Thank you Katrina this is very encouraging! I feel exactly the same way about my Grandma who passed away a couple of months ago. I have some pictures and stories from her life but not nearly enough!
This is the exact reason I’m doing 365. I want my two marvelous grandchildren to know about me when they are ready, even if I’m not here to tell them. Thanks for your story Katrina, it was very moving. And Happy Birthday Grandma!
Did all our grandmother’s have guest soaps? Wonderful post.
I know! What was with all of the guest soap? And did anyone actually use it?
Beautiful post. I especially love those last two lines. Exactly how I feel.
And yes, my Nana had guest soap AND guest towels! lol
This is exactly why I do it.
I have complete, crisp recall of the guest soaps – little flowers in a pretty dish, never touched by a drop of water. Great post.
Yes, the guest soaps and the guest towels. I remember shopping with my grandmother and sitting on a stool in her kitchen watching her work her old Singer machine or cooking. She loved baking cakes. Nellie Squyres. She and my grandfather Ambrose were dirt poor all their lives and they raised five daughters. She took in mending to supplement my grandfather’s meager income. My grandfather loved baseball and even when he was frail and very old he and I would toss a baseball back and forth in their tiny front yard. I have very few pictures of them, but the ones I have were actually taken by me with a little Brownie camera. When I was a kid.
This is a beautiful post!
I found this post when Jewely Bug linked up for Lots of Link Love with me this week.
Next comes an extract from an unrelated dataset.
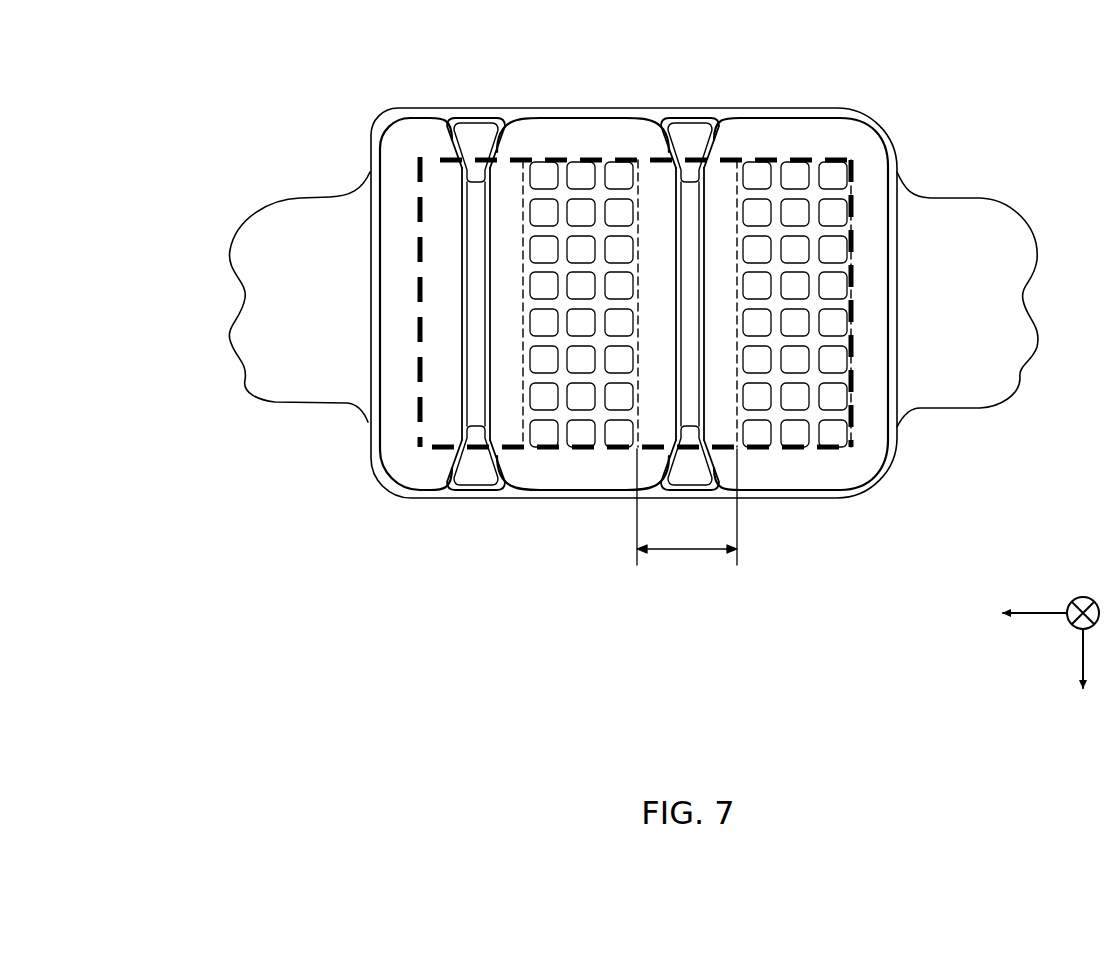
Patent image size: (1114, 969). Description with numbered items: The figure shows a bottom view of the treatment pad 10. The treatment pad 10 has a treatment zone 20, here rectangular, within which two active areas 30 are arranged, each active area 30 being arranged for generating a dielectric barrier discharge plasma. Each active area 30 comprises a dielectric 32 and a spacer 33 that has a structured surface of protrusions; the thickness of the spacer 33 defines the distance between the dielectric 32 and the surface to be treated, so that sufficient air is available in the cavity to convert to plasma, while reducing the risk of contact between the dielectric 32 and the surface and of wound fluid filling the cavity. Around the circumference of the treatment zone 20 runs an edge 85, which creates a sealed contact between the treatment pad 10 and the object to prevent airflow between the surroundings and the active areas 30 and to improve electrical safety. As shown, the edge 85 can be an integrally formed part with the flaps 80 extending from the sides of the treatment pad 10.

I hope you’ll consider checking it out, and maybe even link up with my for the next Lots of Link Love on February 25th!
http://jewelybug.blogspot.com/2012/02/lots-of-link-love.html
I’m in the process of going through lots of old family photos. Sadly I have almost none of my grandparents and very few of my mother who always took the photos. She was, primarily, an event photographer, so there are almost none of the every day events of our lives. Truthfully, I followed my mother’s footsteps as a photographer until my kids were grown. Your post is an important reminder to me to scrap for my children and grandchildren who may want to know something about my daily life, uneventful as it is.